L’organisation des Moudjahidines du peuple d’Iran (OMPI), opposée au régime de Téhéran, proteste contre les conditions de transfert et d’hébergement de leurs membres en Irak. Les Moudjahidines du camp d’Achraf doivent en effet intégrer un nouveau camp à la demande du gouvernement irakien et craignent que "ce camp ne soit  transformé en prison". Le Haut commissariat des Nations unies pour les réfugiés (HCR) vient dans un communiqué de demander à l’Irak de "tenir compte de la liberté de circulation" des habitants du camp.

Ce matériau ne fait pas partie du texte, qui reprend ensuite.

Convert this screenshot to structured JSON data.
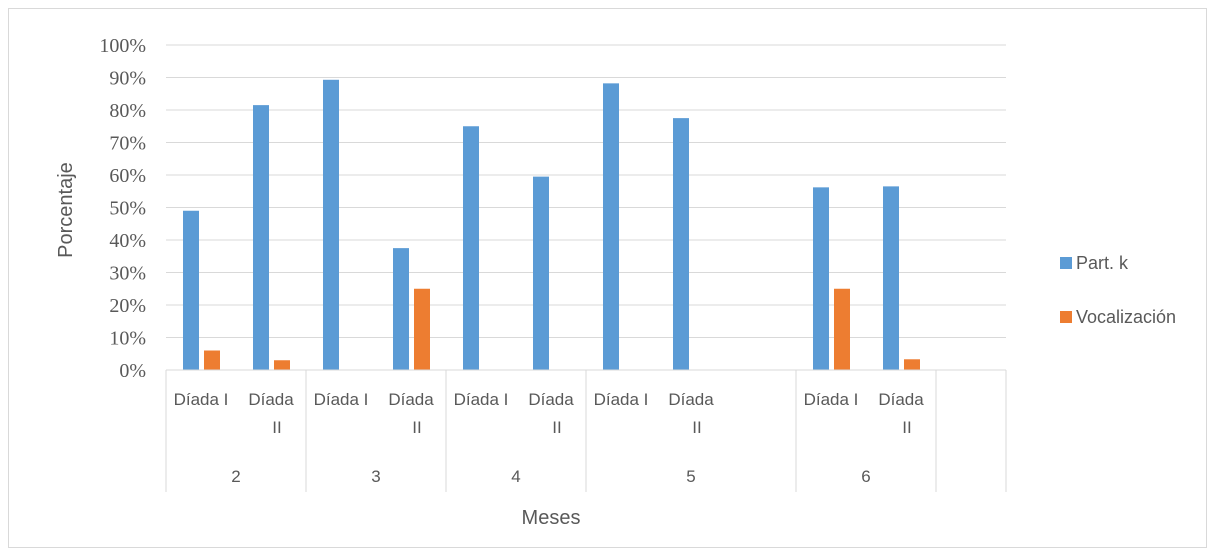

Les Moudjahidines du peuple d’Iran, hostiles d’abord au régime du Chah, puis au régime islamiste de Khomeiny et enfin à l’actuel président iranien Mahmoud Ahmadinejad, ont été chassés d’Iran dans les année 1980 avant d’installer leur refuge à Auvers-sur-Oise. Présents également en Irak depuis 1986 dans leur base d’Achraf, les Moudjahidines y sont devenus indésirables depuis le rapprochement entre Bagdad et Téhéran après la chute de Saddam Hussein en 2003. Bagdad souhaite fermer au plus vite cette enclave d’opposants iraniens sur son sol. Depuis 2009, l’armée irakienne a attaqué à plusieurs reprises le camp, faisant de nombreuses victimes.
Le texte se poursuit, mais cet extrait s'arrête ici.